Federal courts have jurisdiction on Indian reservations under the Major Crimes Act passed in 1885. Ordinarily, states prosecute “street crimes,” including assault, burglary, sexual assault, murder and vehicular manslaughter. Because of strict sentencing guidelines, with mandatory minimums and no probation or time off for good behavior, sentences in federal court generally are higher than those in state courts, at least in states including North Dakota, South Dakota and Montana, lawyers and federal judges agree. “The law needs to be changed and Indians need to be treated on an equal basis, the same as their white neighbors,” Bright said.

But many agree that state penalties for certain crimes, such as vehicular manslaughter, are higher.  That, in fact, was a finding the last time the issue of sentencing disparities was studied in 2003 by an advisory group for the Sentencing Commission. But the group found the perception of an unfair disparity in sentences received by American Indians in federal court compared to state court was “well founded,” Purdon wrote the chairman of the Sentencing Commission earlier this month.

Purdon, who serves as chairman of the Attorney General’s Native American Issues Subcommittee, said more study is needed into the widespread perception of unfair sentences. “If the court system is perceived as unfair it undermines my ability to make the reservations safer,” he said, adding that the U.S. Department of Justice supports further study of the issue.

Two federal trial judges in North Dakota agreed that, because of federal sentencing guidelines, criminal sentences sometimes are higher than state court sentences, but cautioned that the reverse also is true for certain crimes.  “I believe it works both ways,” said Chief Judge Ralph Erickson of U.S. District Court in Fargo.  “Some crimes are less than customarily handed down in state courts,” such as vehicular homicide.

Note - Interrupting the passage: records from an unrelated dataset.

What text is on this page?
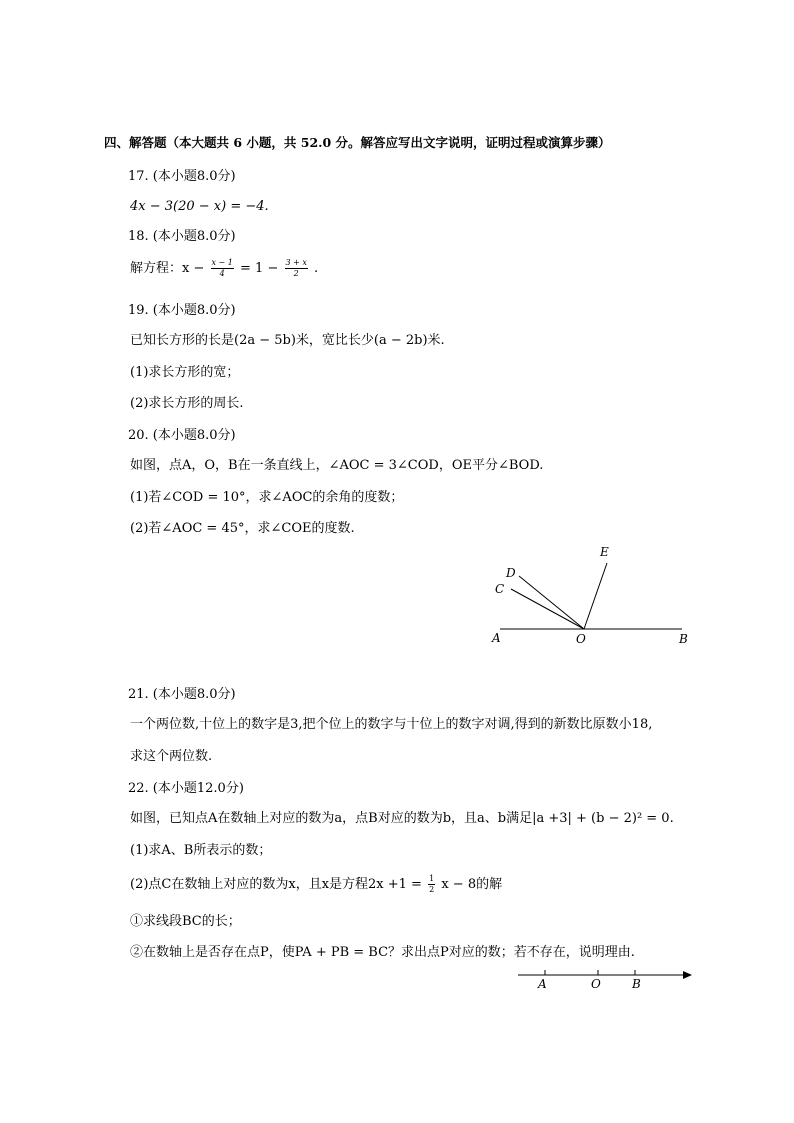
四、解答题（本大题共 6 小题，共 52.0 分。解答应写出文字说明，证明过程或演算步骤）
17. (本小题8.0分)
4x − 3(20 − x) = −4.
18. (本小题8.0分)
解方程：$x - \frac{x - 1}{4} = 1 - \frac{3 + x}{2}$ .
19. (本小题8.0分)
已知长方形的长是(2a − 5b)米，宽比长少(a − 2b)米.
(1)求长方形的宽；
(2)求长方形的周长.
20. (本小题8.0分)
如图，点A，O，B在一条直线上，∠AOC = 3∠COD，OE平分∠BOD.
(1)若∠COD = 10°，求∠AOC的余角的度数；
(2)若∠AOC = 45°，求∠COE的度数.
A	O	B
C
D
E
21. (本小题8.0分)
一个两位数,十位上的数字是3,把个位上的数字与十位上的数字对调,得到的新数比原数小18,
求这个两位数.
22. (本小题12.0分)
如图，已知点A在数轴上对应的数为a，点B对应的数为b，且a、b满足|a +3| + (b − 2)² = 0.
(1)求A、B所表示的数；
(2)点C在数轴上对应的数为x，且x是方程$2x +1 = \frac{1}{2}$ x − 8的解
①求线段BC的长；
②在数轴上是否存在点P，使PA + PB = BC？求出点P对应的数；若不存在，说明理由.
A	O	B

Much of the disparity comes from the lack of parole in the federal court system, meaning a defendant serves the entire sentence, Erickson said. “That’s where the rub comes in,” he said. “We’re aware of that and it’s frustrating.”… A comprehensive study is needed to determine if there are, in fact, sentencing disparities, Erickson said. If so, then solutions can be identified.

“There’s an overall disparity in sentencing,” said Judge Daniel Hovland of U.S. District Court in Bismarck. “Generally, federal sentences tend to be more severe,” but he agreed with Erickson that there are exceptions, including manslaughter. “I think the sentencing commission is going to take a much closer look at that issue and it will certainly bode well for everyone in the judicial system,” Hovland said.  “I’m confident they’ll reach a fair assessment.”